The Coen brothers are never entirely upbeat, and they’ve certainly been gloomier than “Inside Llewyn Davis.” Both “Burn After Reading” and “A Serious Man” lack hope, even more than “No Country for Old Men” — and that’s a Cormac McCarthy adaptation. But “Llewyn Davis” is pretty bleak. Its titular hero (Oscar Isaac) is a folk singer in the ‘60s Greenwich Village scene, and he’s as uncompromising as he is unpleasant. Both explain why he doesn’t have a home. Penniless, he couch-surfs night to night, eternally exploiting the goodwill of an ever-dwindling circle of colleagues, confidants and benefactors.

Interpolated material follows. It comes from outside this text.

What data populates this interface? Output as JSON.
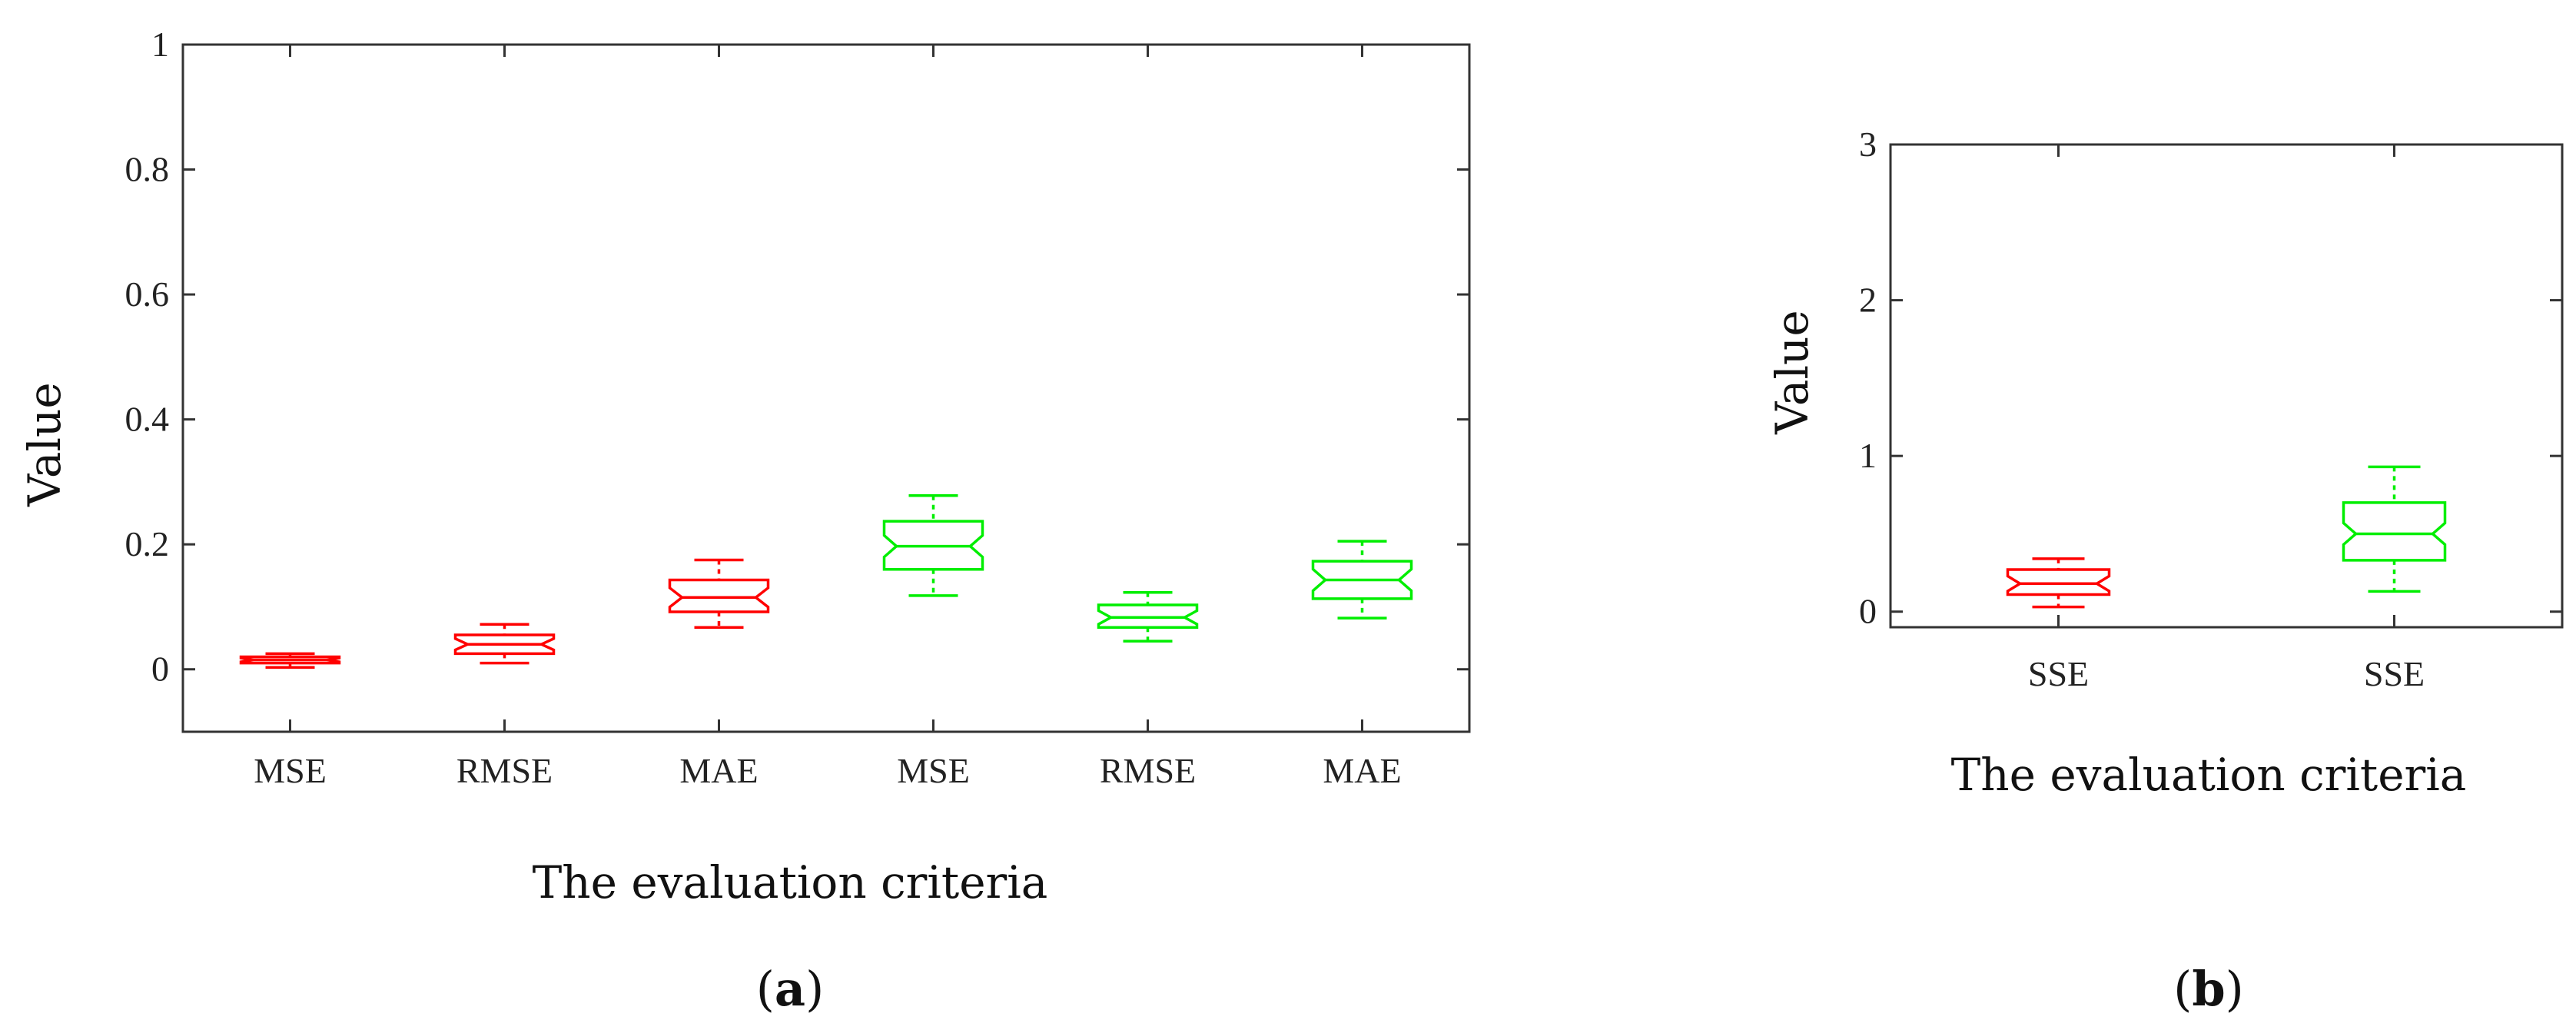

Hope is dangled cruelly in front of him: The folk scene is taking off. But the masses like upbeat or pretty music, neither of which describes his miserablist dirges. (There’s a terrific running gag about how all downbeat folkies own big boxes of unsold solo records.) There’s no green pasture for him, and no real plot — just a vicious circle of backslides and humiliations. Llewyn floats through his life like a sleepy-eyed ghost, dealing with abuse, both verbal and physical, both unearned and earned. When not dealing with angry exes (including Carey Mulligan, who speaks to him exclusively in insults), he deals with the various tabby cats put accidentally under his care.

The Coens have been alleged with hating their characters. The charge isn’t unearned. They take clear enjoyment in punishing Llewyn. Whatever doesn’t kill him only keeps him just barely alive to be tortured. As in the Coens’ most recent work, the only gods are the filmmakers. And they’re in a sadistic mood.

But as with their other films, their perspective is more complex than that. Llewyn is often unlikable, but he’s impossible to hate. There’s an admiration for Llewyn’s keeping to principles. If the Coens really hated him, they’d make him talentless. Llewyn is not talentless. He’s terrific. He’s just not remotely commercial. His music is deeply soulful, expressing the anguish of a short lifetime of failure and a slow realization that happiness, of any kind, will always be elusive.

What transpires is very funny. It’s funny-funny, as when Llewyn sits in as a session man on a poppy number that includes Adam Driver (“Girls”) whooping ridiculous backing vocals. And it’s pitch black funny. Llewyn’s stomped dreams become increasingly amusing, especially a drawn-out hail mary that builds to a killer punchline. But his failures are also crushing; more than any film, it captures the frustration of trying to make it in an impossible business during a wintry economic (and otherwise) climate. One can watch “Inside Llewyn Davis” as a sad (albeit often pitch black funny) drama or a hilarious (albeit often sad) pitch black comedy.